CHICAGO (AP) — Rose Davis wasn’t about to let her two young grandchildren walk alone through one of Chicago’s most violent neighborhoods, even though they were going to a school kept open for students who needed a safe haven while teachers walked the picket line.
So Davis, who has a painful diabetic condition that affects nerves in her legs, walked with them Monday the six blocks to Benjamin E. Mays Elementary Academy in Englewood — about five blocks farther than the school they normally attend — where they ate breakfast and lunch, read books, worked on computers and played games. She went back four hours later to escort them home.
“They had to go out of their home zone, and you never know what gang violence is going on on the other side of the zone,” said Davis, 47, who said she will continue making the difficult trek until teachers return to the classroom.
But Davis and other parents and caregivers who scrambled Monday to figure out what to do with more than 350,000 idle children must do it all again Tuesday — and perhaps longer — after the teachers union and district failed to reach a settlement to end the first strike in the city’s schools in a quarter century. On Monday, only about 18,000 students showed up at schools and other venues where authorities organized activities and provided meals for those in need. That means the vast majority of parents had to make alternative arrangements or leave their children unsupervised through the day.
Chicago School Board President David Vitale said he thought an agreement could be reached on Tuesday. But Chicago Teachers Union President Karen Lewis sounded less optimistic, saying the district has not changed its offers on the two most contentious issues, performance evaluations and recall rights for laid-off teachers.

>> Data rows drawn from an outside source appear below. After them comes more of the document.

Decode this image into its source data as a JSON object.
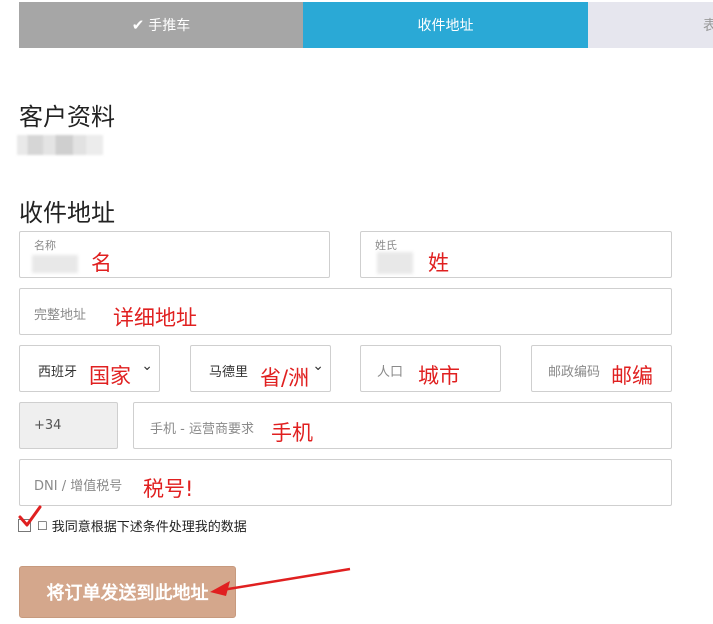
{
  "steps": {
    "cart_label": "手推车",
    "address_label": "收件地址",
    "next_label": "表"
  },
  "customer": {
    "title": "客户资料"
  },
  "address": {
    "title": "收件地址",
    "first_name_label": "名称",
    "last_name_label": "姓氏",
    "full_address_placeholder": "完整地址",
    "country_value": "西班牙",
    "region_value": "马德里",
    "city_placeholder": "人口",
    "zip_placeholder": "邮政编码",
    "phone_prefix": "+34",
    "phone_placeholder": "手机 - 运营商要求",
    "tax_placeholder": "DNI / 增值税号"
  },
  "annotations": {
    "first_name": "名",
    "last_name": "姓",
    "full_address": "详细地址",
    "country": "国家",
    "region": "省/洲",
    "city": "城市",
    "zip": "邮编",
    "phone": "手机",
    "tax": "税号!"
  },
  "consent": {
    "label": "我同意根据下述条件处理我的数据"
  },
  "submit": {
    "label": "将订单发送到此地址"
  },
  "colors": {
    "step_done": "#a6a6a6",
    "step_active": "#2aa9d6",
    "step_next": "#e6e6ee",
    "submit_bg": "#d4a78c",
    "annotation_red": "#e02020"
  }
}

The walkout — less than a week after most schools opened for fall — has created an unwelcome political distraction for Mayor Rahm Emanuel. In a year when labor unions have been losing ground nationwide, the implications were sure to extend far beyond Chicago, particularly for districts engaged in similar debates.
“This is a long-term battle that everyone’s going to watch,” said Eric Hanuskek, a senior fellow in education at the Hoover Institution of Stanford University. “Other teachers unions in the United States are wondering if they should follow suit.”
The union had vowed to strike Monday if there was no agreement on a new contract, even though the district offered a 16 percent raise over four years and the two sides had essentially agreed on a longer school day. With an average annual salary of $76,000, Chicago teachers are among the highest-paid in the nation, according to the National Council on Teacher Quality. But some teachers said raises were less important to them than other issues.
Parents and caregivers said they were upset that the two sides can’t seem to agree.
“I don’t see a (reason) for a fight,” Davis said. “They could have come to decision before kids even started school because my grandkids love going to school, they don’t want to be out.”
About 11,000 students showed up Monday at the 144 schools kept open by the district to offer breakfast, lunch and activities; another 7,000 attended activities at other sites, including churches, park district buildings and libraries.
April Logan walked her 5-year-old daughter, Ashanti, to Mays Elementary but turned back once she realized she didn’t know which adults would be watching her child. She said that the kindergartner just started school last week.
“I don’t understand this. My baby just got into school,” she said.
Police Superintendent Garry McCarthy said he took officers off desk duty and deployed them to deal with any protests as well as the scores of students who might be roaming the streets, but police said there were no incidents on Monday.
Renee Conley, whose husband dropped off their two elementary-age children and a granddaughter at Mays Elementary — where some picketers yelled “don’t go in!” — said she doesn’t blame the teachers and thinks Emanuel should give them what they want “because he’s not in the classroom with those kids.”